Secondo Cgil e Flc Sicilia c'è "incapacità dell'esecutivo di governare la crisi, di intervenire su procedure e tempi dei pagamenti che per quanto riguarda gli enti si protraggono anche fino a 5 anni, cosa che ha messo in crisi innanzitutto quelli sani, con le conseguenze immaginabili sui lavoratori"

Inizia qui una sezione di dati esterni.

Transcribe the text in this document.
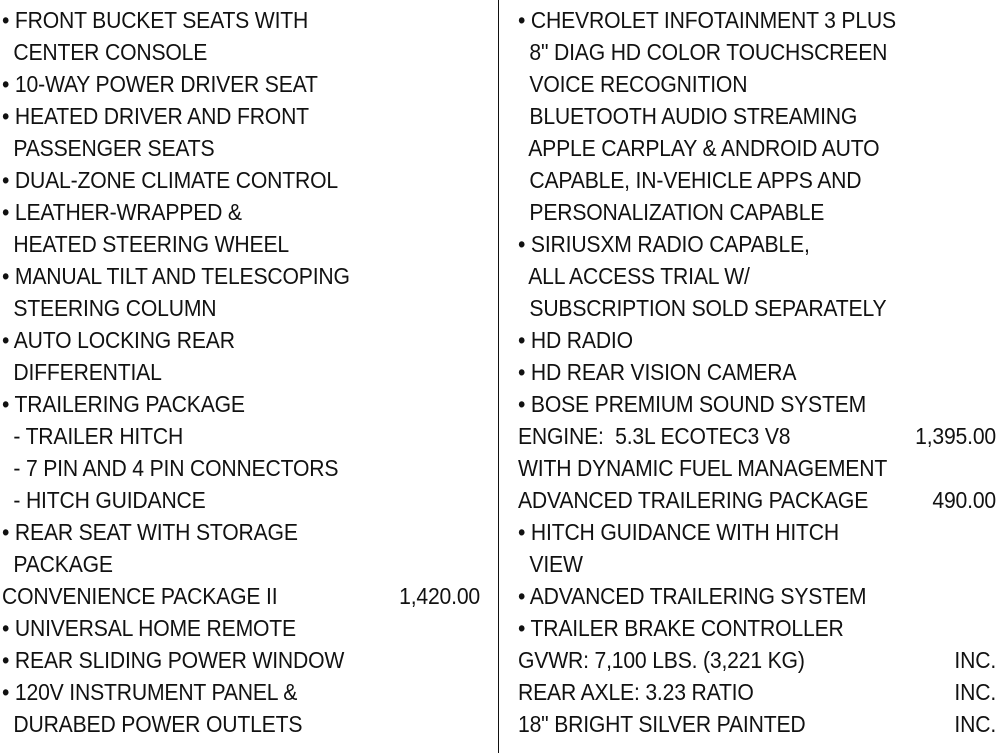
• FRONT BUCKET SEATS WITH
CENTER CONSOLE
• 10-WAY POWER DRIVER SEAT
• HEATED DRIVER AND FRONT
PASSENGER SEATS
• DUAL-ZONE CLIMATE CONTROL
• LEATHER-WRAPPED &
HEATED STEERING WHEEL
• MANUAL TILT AND TELESCOPING
STEERING COLUMN
• AUTO LOCKING REAR
DIFFERENTIAL
• TRAILERING PACKAGE
- TRAILER HITCH
- 7 PIN AND 4 PIN CONNECTORS
- HITCH GUIDANCE
• REAR SEAT WITH STORAGE
PACKAGE
CONVENIENCE PACKAGE II	1,420.00
• UNIVERSAL HOME REMOTE
• REAR SLIDING POWER WINDOW
• 120V INSTRUMENT PANEL &
DURABED POWER OUTLETS
• CHEVROLET INFOTAINMENT 3 PLUS
8" DIAG HD COLOR TOUCHSCREEN
VOICE RECOGNITION
BLUETOOTH AUDIO STREAMING
APPLE CARPLAY & ANDROID AUTO
CAPABLE, IN-VEHICLE APPS AND
PERSONALIZATION CAPABLE
• SIRIUSXM RADIO CAPABLE,
ALL ACCESS TRIAL W/
SUBSCRIPTION SOLD SEPARATELY
• HD RADIO
• HD REAR VISION CAMERA
• BOSE PREMIUM SOUND SYSTEM
ENGINE:  5.3L ECOTEC3 V8	1,395.00
WITH DYNAMIC FUEL MANAGEMENT
ADVANCED TRAILERING PACKAGE	490.00
• HITCH GUIDANCE WITH HITCH
VIEW
• ADVANCED TRAILERING SYSTEM
• TRAILER BRAKE CONTROLLER
GVWR: 7,100 LBS. (3,221 KG)	INC.
REAR AXLE: 3.23 RATIO	INC.
18" BRIGHT SILVER PAINTED	INC.
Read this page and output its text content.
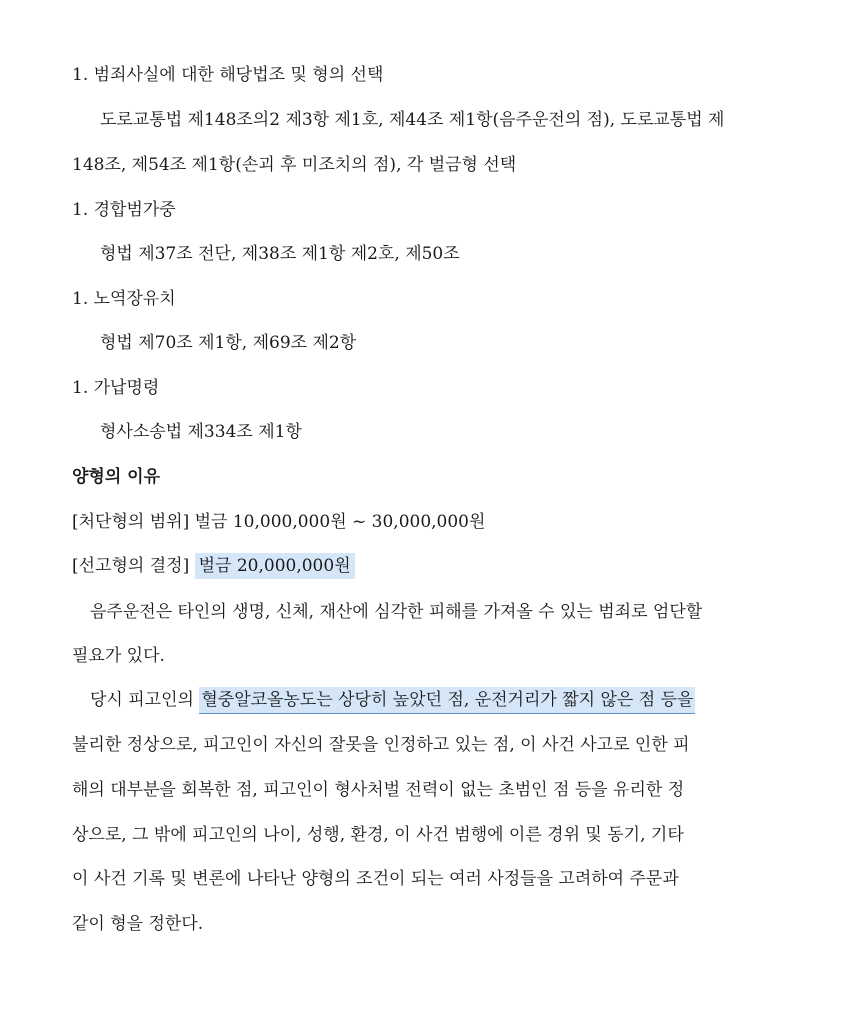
1. 범죄사실에 대한 해당법조 및 형의 선택
도로교통법 제148조의2 제3항 제1호, 제44조 제1항(음주운전의 점), 도로교통법 제
148조, 제54조 제1항(손괴 후 미조치의 점), 각 벌금형 선택
1. 경합범가중
형법 제37조 전단, 제38조 제1항 제2호, 제50조
1. 노역장유치
형법 제70조 제1항, 제69조 제2항
1. 가납명령
형사소송법 제334조 제1항
양형의 이유
[처단형의 범위] 벌금 10,000,000원 ~ 30,000,000원
[선고형의 결정] 벌금 20,000,000원
음주운전은 타인의 생명, 신체, 재산에 심각한 피해를 가져올 수 있는 범죄로 엄단할
필요가 있다.
당시 피고인의 혈중알코올농도는 상당히 높았던 점, 운전거리가 짧지 않은 점 등을
불리한 정상으로, 피고인이 자신의 잘못을 인정하고 있는 점, 이 사건 사고로 인한 피
해의 대부분을 회복한 점, 피고인이 형사처벌 전력이 없는 초범인 점 등을 유리한 정
상으로, 그 밖에 피고인의 나이, 성행, 환경, 이 사건 범행에 이른 경위 및 동기, 기타
이 사건 기록 및 변론에 나타난 양형의 조건이 되는 여러 사정들을 고려하여 주문과
같이 형을 정한다.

PALERMO. Sulla formazione professionale «l'azione del governo regionale è opaca e incerta; è stato abbandonato un percorso di rinnovamento avviato col precedente governo, in assenza però di un altro progetto, con un salto nel buio che sta gettando nel caos il sistema e che rischia di produrre licenziamenti a raffica». Lo sostengono Cgil e Flc Sicilia, che hanno tenuto oggi una conferenza stampa, contestando iniziative e dichiarazioni dell'assessore regionale  e del presidente della Regione e presentando la loro piattaforma per la riforma del settore, sulla quale chiedono il confronto. «Da anni ci battiamo per il rinnovamento, la messa in trasparenza e l'efficienza del settore - ha detto Giusto Scozzaro, segretario generale della Flc Cgil Sicilia - e contro qualunque forma di malaffare e di clientelismo. Al presidente della regione chiediamo adesso di prospettarci un percorso credibile». Secondo i conti della Flc sono 3.551 i lavoratori della formazione professionale che rischiano il licenziamento a partire da giugno a causa «dell'incapacità dell'esecutivo - ha sostenuto Scozzaro - di governare la crisi, di intervenire su procedure e tempi dei pagamenti che per quanto riguarda gli enti si protraggono anche fino a 5 anni, cosa che ha messo in crisi innanzitutto quelli sani, con le conseguenze immaginabili sui lavoratori».